Introduction

On Monday, we went over the parts of the eye that convert photons into neural impulses: The retina and, in particular, a sensitive subregion of the retina called the fovea.
We talked about the two kinds of cells, called photoreceptors, in the retina that respond to light: the rods and the cones, and how each responds to light.
We said neural signals from receptors leave the eye through the optic disk, a blind spot in the retina, along the optic nerve.
We said that these signals are processed in a hierarchical fashion by the visual cortex.
Let's pick up the discussion from there...

Neural Layers of the Eye

From the rods and cones, the neural impulses immediately traverse, bipolar, amacrine, and horizontal cells (together called the inner nuclear layer of the eye).
Because of our contorted evolution, in vertebrates, these cell layers are actually above the rods and cones in the eye (i.e., standing between the light and the rods and cones). You can see this in the first image on the left.
For invertebrates, like octopuses, a more reasonable rods and cones outside approach is used. (Right side of first image).
A ganglion cell layer tranverses outside these layers to a hole in the retina to connect to the optic nerve.
Bipolar cells connect to the rods and cones: Usually around 1-10 cones/bipolar cell and 30-50 rods/bipolar cell.
There are two types of Bipolar cells.
For rods, ON Bipolar cells react when the rate of photo absorption in its connected photoreceptors increases; OFF Bipolar Cells decreases.
For cones, these two types are called vertical which connect directly to ganglion cells and horizontal which output to photoreceptors and act as inhibitors.
Amacrine cells connect horizontally between bipolar cells and other amacrine cells, and vertically to ganglion.
The most understood types of ganglion cells are: midget, parasol, and bistratified. They perform simple filter operation over their receptive field based on spatial temporal and spectral variations. For example, in the right figure above, the ganglion might respond to red in the center of its responsive region together with not green in the surrounding area (called spatial opponency).

Away from the Eye

The optic nerve connects to a part of the thalamus called the lateral geniculate nucleus (LGN).
The LGN both performs some processing as well as routes the incoming sense signals to various parts of the brain.
For vision, the LGN sends image information to a region of the back of the brain called the primary visual cortex (V1). This is shown in the left image above.
The visual cortex (highlighted middle image) contains several interconnected areas that each perform specialized functions.
One such specialized function, orientation tuning, has been well studied and the right image above shows the response of single neurons in this sub-area to images of various orientations.
Understanding how all these areas operate together and integrate their responses is an active area of research.

Eye Movement

Eye movements are important to being able to see the world, because as we said earlier, the eye needs to position the fovea in the direction of a feature of interest in order to see that feature clearly.
To get a clear, coherent, detailed view of a whole scene, the eyes rapidly scan over the scene while fixating on points of interest.
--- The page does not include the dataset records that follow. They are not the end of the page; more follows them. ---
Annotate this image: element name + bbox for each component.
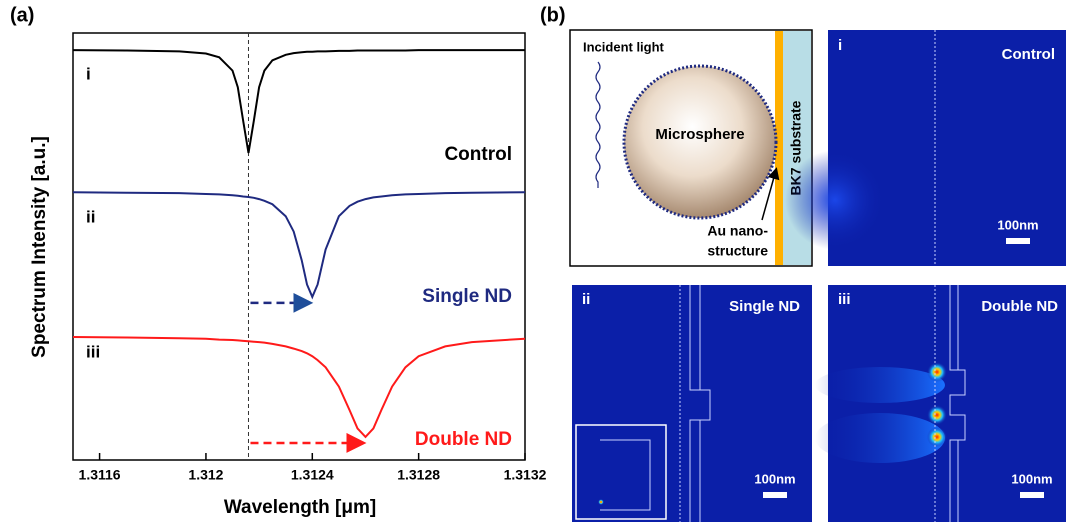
spectrum-line xyxy=(73,50,525,153)
map-label: ii xyxy=(582,291,590,308)
field-plume xyxy=(815,413,945,463)
x-axis-label: Wavelength [μm] xyxy=(224,497,376,518)
hotspot xyxy=(927,405,947,425)
figure: (a) (b) Wavelength [μm] Spectrum Intensi… xyxy=(0,0,1072,525)
field-glow xyxy=(785,150,885,250)
x-tick-label: 1.3124 xyxy=(291,467,334,483)
series-label: Control xyxy=(444,144,512,165)
scale-bar xyxy=(1006,238,1030,244)
map-title: Control xyxy=(1002,46,1055,63)
field-plume xyxy=(815,367,945,403)
map-label: iii xyxy=(838,291,851,308)
hotspot xyxy=(598,499,604,505)
series-number: i xyxy=(86,64,91,83)
y-axis-label: Spectrum Intensity [a.u.] xyxy=(29,136,50,358)
sphere-label: Microsphere xyxy=(655,126,744,143)
panel-label: (b) xyxy=(540,4,566,26)
map-bg xyxy=(828,285,1066,522)
map-label: i xyxy=(838,37,842,54)
au-layer xyxy=(775,31,783,265)
series-number: iii xyxy=(86,342,100,361)
series-label: Single ND xyxy=(422,286,512,307)
hotspot xyxy=(927,362,947,382)
map-title: Double ND xyxy=(981,298,1058,315)
scale-bar xyxy=(1020,492,1044,498)
scale-label: 100nm xyxy=(997,217,1038,232)
schematic: Incident light Microsphere BK7 substrate… xyxy=(570,30,812,266)
field-map: i Control 100nm xyxy=(785,30,1066,266)
map-bg xyxy=(572,285,812,522)
panel-label: (a) xyxy=(10,4,34,26)
scale-label: 100nm xyxy=(1011,471,1052,486)
x-tick-label: 1.3116 xyxy=(79,467,121,483)
map-title: Single ND xyxy=(729,298,800,315)
field-map: ii Single ND 100nm xyxy=(572,285,812,522)
hotspot xyxy=(927,427,947,447)
scale-bar xyxy=(763,492,787,498)
x-tick-label: 1.312 xyxy=(188,467,223,483)
au-label: structure xyxy=(707,243,768,259)
scale-label: 100nm xyxy=(754,471,795,486)
field-map: iii Double ND 100nm xyxy=(815,285,1066,522)
x-tick-label: 1.3132 xyxy=(504,467,547,483)
incident-label: Incident light xyxy=(583,39,665,54)
plot-frame xyxy=(73,33,525,460)
au-label: Au nano- xyxy=(707,223,768,239)
series-number: ii xyxy=(86,207,95,226)
series-label: Double ND xyxy=(415,429,512,450)
x-tick-label: 1.3128 xyxy=(397,467,440,483)
spectrum-line xyxy=(73,337,525,437)
spectrum-line xyxy=(73,192,525,297)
The figure above shows this in action as it show the results of eye tracking software of someone looking at a face.
Another reason for eye movement is that our photoreceptors are slow (10ms-100ms), so we might need to move the eyes to keep the feature we are interested in front of the fovea.
One more reason for eye motion is to allow for a stereoscopic view of an object even after looking at it for a while.
One can experimentally show that if one totally suppresses eye movement, then visual perception disappears completely.

Eye Muscles

Each eye is controlled by six muscles. These are each attached to the outer eye, the schlera, by a tendon. (See images above)
These muscles pull on the eye in opposite pairs.
For example, to perform a side-to-side motion (yaw), the tensions on the medial rectus and lateral rectus are varied while the other muscles are left unchanged.
Besides yaw, eyes can do pitches (up-down) (uses two-top and top bottom muscles) and combinations of yaws and pitches (uses all six muscles).
They cannot easily do rolls (look straight ahead, yet turn eyes upside down in sockets), so eye motions are typically modeled as 2D rather than 3D.

Types of Eye Movements

There are seven main categories of eye movements:
1. Saccades. These are a fast movements to relocate the fovea over the next important feature in a scene. They last less than 45ms, and can travels 900 degree/second. The brain uses saccadic masking to hide the intervals over which saccades occur from our memory. Although they occur frequently, we have little or no awareness of them. We can to some degree consciously control them by choosing to fixate on some feature of a scene.
2. Smooth Pursuit. These are slower eye movements (less than 30degrees/second) to track a moving target feature. They are done to reduce motion blur on the retina. (aka for image stabilization). For fast moving targets Smooth Pursuit and saccades are sometimes combined.
3. Vestibulo-ocular reflex (VOR). This is a largely involuntary reflex that allows one to fixate on an object while the head is moving. The eye motion is controlled base on angular accelerations sensed by the vestibular organs.
4. Optokinetic reflex. This is the combination of smooth pursuit and saccades mentioned above used to track fast objects.
5. Vergence. Motions used to align the two eyes on the same object (eyes fixating on the same object is called stereopsis). If an object is closer than a previous fixation, then convergence motions are used (eyes rotate towards each other). If an object is further than a previous fixation, then the opposite kinds of motion a divergence motion is sued.
6. Microsaccades. These are fast erratic motions of less than a degree of arc. They are used to do things like improve visual acuity, reduce perceptual fading due to adaptation, and resolve perceptual ambiguities.
7. Rapid Eye Movements. These occur while dreaming when asleep, so are not really applicable to VR.
Most of the time the head and eye are moving together. The total range of vision while not moving ones body is the combination.
The eye can look left to right about 35 degrees, can look up 20 degrees and down 25 degrees. The figure above shows this in combination with head motion ranges.
The fact that the eye can't look up as much as down means it is optimal to place the center of a VR display scene slightly below the pupils when looking directly forward.

Implications for VR

Physiological properties such as photoreceptor density or VOR circuitry directly impact the engineering requirements for visual display hardware -- we only need the system to be good enough to fool our senses, we don't need levels of quality that are well beyond the limits of our receptors.
For a VR display, three crucial factor for "good enough" are:
1. Spatial Resolution. How many pixels per square area are needed?
2. Intensity Resolution and Range. How many intensity values can be produced, and what are the minimum and maximum intensity values? (We will look at color resolution and range later. Scotopic vision is not handled by any current VR systems)
3. Temporal Resolution. How fast do displays need to change their pixels?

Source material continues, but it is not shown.